Fr. Eugen J. Pentiuc, Associate Dean for Academic Affairs and Professor of Old Testament and Semitic Languages at HCHC, has just completed his research work at École Biblique et Archéologique Française (EBAF) in Jerusalem.
For four summers (2010, ’13, ’15, ’16), Fr. Eugen has been working assiduously on his contribution (Book of Hosea) to the first digital Study Bible. Launched in 2008, “La Bible en ses traditions” (B.E.S.T.) / “The Bible in Its Traditions” continues a long tradition of EBAF, the creator of the first Study Bible, La Bible de Jerusalem (1956), known also as The New Jerusalem Bible.

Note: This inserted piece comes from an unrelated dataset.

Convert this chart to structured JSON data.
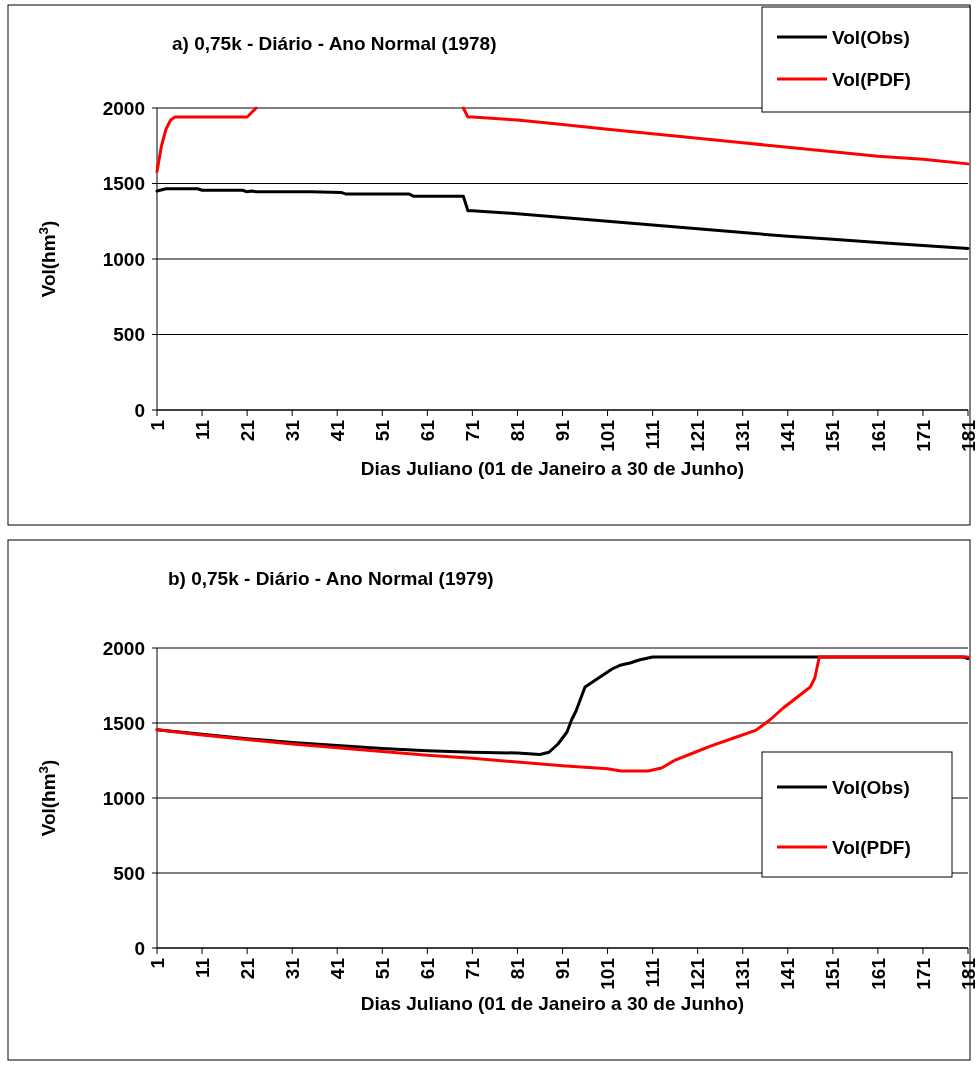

The B.E.S.T. offers the modern reader a new Scripture translation based on Greek (Septuagint), Hebrew (Masoretic Text), Syriac (Peshitta), and Latin (Vulgate) texts, accompanied by a wide array of study notes divided into three sections (text, context, and reception) and covering various interpretive aspects, from textual, lexical, and literary notes to Jewish and Christian (patristic and liturgical) commentaries and theological treatises, reaching as far as modern and secular forms of scriptural usage (e.g., literature, visual arts, music, dance, cinema, etc.).
By the end of 2016, Fr. Eugen’s work will be embedded into a pre-designed template on the official B.E.S.T website (www.bibest.org).
Fr. Olivier-Thomas Venard, OP, B.E.S.T. Project Executive Director, acknowledges Fr. Pentiuc’s contribution: “We owe Fr. Eugen a great debt of gratitude for his excellent work on Hosea. Fr. Eugen’s contribution will be published by Peeters and we hope and will do all that is possible for it to be ready for presentation at the 2017 annual meeting of the Society of Biblical Literature (SBL) in Boston.”
Commenting on Fr. Pentiuc’s work, Dean James C. Skedros notes, “We are very proud of Fr. Eugen’s association with B.E.S.T. As an internationally known Orthodox Biblical scholar, Fr. Eugen’s work on Hosea will not only make an important contribution to biblical scholarship and reception history, but will also bring honor and recognition to Holy Cross and to Orthodox biblical scholarship.”